A derrota na vida dos indivíduos ou dos povos pode ser criativa se servir de ocasião à autocrítica, de catalisadora de energias para nos superarmos a nós mesmos. A história deste século é rosário interminável de fracassos seguidos de inesperados triunfos. As duas catástrofes que os alemães criaram para si próprios nas guerras mundiais e a do Japão na Segunda, dando lugar ao milagre econômico do pós-guerra; a humilhação da França com a ocupação e o colaboracionismo, na Indochina e na Argélia, preparando o terreno para o país estável e próspero de de Gaulle, Mitterrand e Jospin; o agudo momento de declínio americano no Vietnã e Watergate, em contraste com o apogeu político e econômico da única superpotência de nossos dias; a Espanha de Franco e da Guerra Civil, Portugal de Salazar e do ruinoso conflito colonial, desaguando na dinâmica participação de ambos na União Européia; a Argentina da guerra suja, das Malvinas, da hiperinflação de ontem, contra a economia saneada e em crescimento de hoje. Poupado de graves desastres militares, o Brasil não escapou de duas ditaduras que representam, somadas, quase um terço deste século, nem do trauma da morte de Tancredo e da humilhação do impeachment por corrupção. Cada vez que caímos, porém, fomos capazes de nos pôr de pé de novo. É o que temos agora de fazer, não só corrigindo o errado em nosso futebol. É preciso também superar o fracasso cotidiano da violação dos direitos humanos, reformando a Justiça e a polícia; do meio ambiente, promovendo esforço coletivo para proteger a Amazônia e o cerrado do destino da mata atlântica. E sobretudo é necessário atacar o problema prioritário da pobreza e desigualdade, da promoção dos negros e dos marginalizados, por meio da equalização das oportunidades de educação e saúde, da reforma agrária, de políticas afirmativas de criação de emprego, de acesso aos recursos, de redistribuição de renda.

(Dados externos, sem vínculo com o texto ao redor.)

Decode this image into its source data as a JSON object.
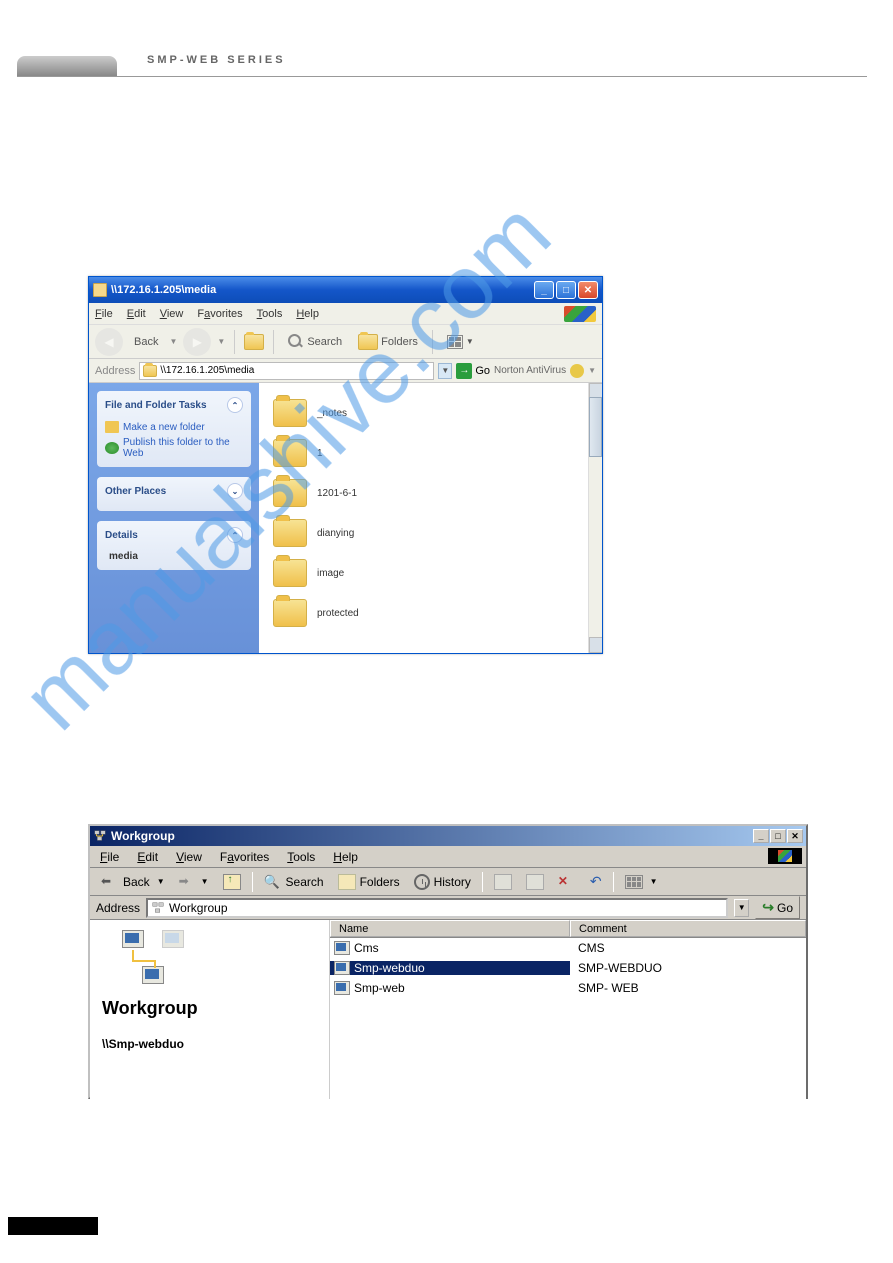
{
  "page_header": {
    "title": "SMP-WEB SERIES"
  },
  "watermark": "manualshive.com",
  "xp": {
    "title": "\\\\172.16.1.205\\media",
    "menu": [
      "File",
      "Edit",
      "View",
      "Favorites",
      "Tools",
      "Help"
    ],
    "toolbar": {
      "back": "Back",
      "search": "Search",
      "folders": "Folders"
    },
    "address": {
      "label": "Address",
      "value": "\\\\172.16.1.205\\media",
      "go": "Go",
      "nav": "Norton AntiVirus"
    },
    "sidebar": {
      "panel1": {
        "title": "File and Folder Tasks",
        "links": [
          "Make a new folder",
          "Publish this folder to the Web"
        ]
      },
      "panel2": {
        "title": "Other Places"
      },
      "panel3": {
        "title": "Details",
        "subtitle": "media"
      }
    },
    "folders": [
      "_notes",
      "1",
      "1201-6-1",
      "dianying",
      "image",
      "protected"
    ]
  },
  "w2k": {
    "title": "Workgroup",
    "menu": [
      "File",
      "Edit",
      "View",
      "Favorites",
      "Tools",
      "Help"
    ],
    "toolbar": {
      "back": "Back",
      "search": "Search",
      "folders": "Folders",
      "history": "History"
    },
    "address": {
      "label": "Address",
      "value": "Workgroup",
      "go": "Go"
    },
    "left": {
      "title": "Workgroup",
      "path": "\\\\Smp-webduo"
    },
    "columns": [
      "Name",
      "Comment"
    ],
    "rows": [
      {
        "name": "Cms",
        "comment": "CMS",
        "selected": false
      },
      {
        "name": "Smp-webduo",
        "comment": "SMP-WEBDUO",
        "selected": true
      },
      {
        "name": "Smp-web",
        "comment": "SMP- WEB",
        "selected": false
      }
    ]
  }
}
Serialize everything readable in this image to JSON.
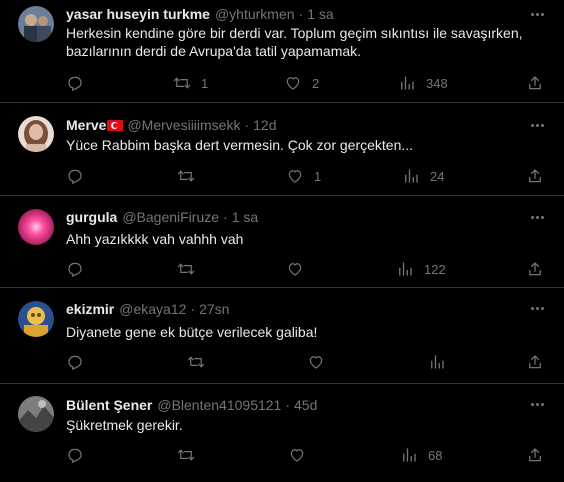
{
  "tweets": [
    {
      "name": "yasar huseyin turkme",
      "handle": "@yhturkmen",
      "time": "1 sa",
      "text": "Herkesin kendine göre bir derdi var. Toplum geçim sıkıntısı ile savaşırken, bazılarının derdi de Avrupa'da tatil yapamamak.",
      "reply": "",
      "retweet": "1",
      "like": "2",
      "views": "348",
      "avatar_colors": [
        "#6b7f99",
        "#2b3442"
      ]
    },
    {
      "name": "Merve",
      "handle": "@Mervesiiiimsekk",
      "time": "12d",
      "text": "Yüce Rabbim başka dert vermesin. Çok zor gerçekten...",
      "reply": "",
      "retweet": "",
      "like": "1",
      "views": "24",
      "avatar_colors": [
        "#d9b8a8",
        "#7a4e3d"
      ]
    },
    {
      "name": "gurgula",
      "handle": "@BageniFiruze",
      "time": "1 sa",
      "text": "Ahh yazıkkkk vah vahhh vah",
      "reply": "",
      "retweet": "",
      "like": "",
      "views": "122",
      "avatar_colors": [
        "#ff4fa0",
        "#8a0f4a"
      ]
    },
    {
      "name": "ekizmir",
      "handle": "@ekaya12",
      "time": "27sn",
      "text": "Diyanete gene ek bütçe verilecek galiba!",
      "reply": "",
      "retweet": "",
      "like": "",
      "views": "",
      "avatar_colors": [
        "#e8c04a",
        "#2a4f8f"
      ]
    },
    {
      "name": "Bülent Şener",
      "handle": "@Blenten41095121",
      "time": "45d",
      "text": "Şükretmek gerekir.",
      "reply": "",
      "retweet": "",
      "like": "",
      "views": "68",
      "avatar_colors": [
        "#9a9a9a",
        "#444444"
      ]
    }
  ],
  "colors": {
    "background": "#000000",
    "text": "#e7e9ea",
    "muted": "#71767b",
    "divider": "#2f3336",
    "flag_red": "#e30a17"
  },
  "icons": [
    "reply-icon",
    "retweet-icon",
    "like-icon",
    "views-icon",
    "share-icon",
    "more-icon",
    "turkish-flag-icon"
  ]
}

Vi na TV hispânica de Nova York quando Taffarel declarava, após os pênaltis, estar contente por ter alegrado um povo que ultimamente tem tido poucas alegrias. Essa é a palavra-chave, alegria. Não foi à toa que Joaquim Pedro intitulou um de seus filmes imortais “Garrincha, Alegria do Povo”. Temos de ser gratos a Pelé e a Garrincha ontem e aos jogadores de hoje pela alegria que nos deram. Apesar do fim melancólico, valeu a pena. Domingo foi tempo de chorar. Amanhã será tempo de rir. Como dia e noite, verão e inverno, haverá sempre vitória e derrota, morte e ressurreição. Cabe-nos fazer o possível para que a vitória seja mais frequente e dure mais que a derrota. Que não haja ilusão contudo. O Apocalipse nos diz que só Deus enxugará um dia as lágrimas de nossos olhos. Enquanto não chega esse dia da alegria sem término na pátria definitiva, é bom reconhecer que nossas alegrias fugazes nos têm vindo quase sempre do futebol e da música. Em outras palavras, do povo, pois é só nessas áreas que o engenho e o talento natural de Djalma Santos e de Cartola, de Pelé e Pixinguinha, de Garrincha e Nelson Cavaquinho dispensam a educação formal que a pátria lhes negou como a milhões de outros. É por isso que não é no rosto dos ministros do governo, dos bispos da igreja, dos professores da universidade que vamos encontrar a verdadeira, a genuína face da nossa gente. A cara do Brasil é a da seleção, cara mestiça, negra, branca, cara de pobre, dos milhões de hispânicos como vi nos EUA, dos milhões de hindus e bengaleses, como vejo hoje em Déli, que se identificaram conosco na Copa. É nosso dever dar graças a nossa gente humilde, proporcionar-lhe condições para que, cada vez mais no futuro, ela possa continuar a trazer, a nós e ao mundo dos pobres, a alegria que tem a cara do povo brasileiro.

Artigo publicado na Folha de S. Paulo em 18/07/1998.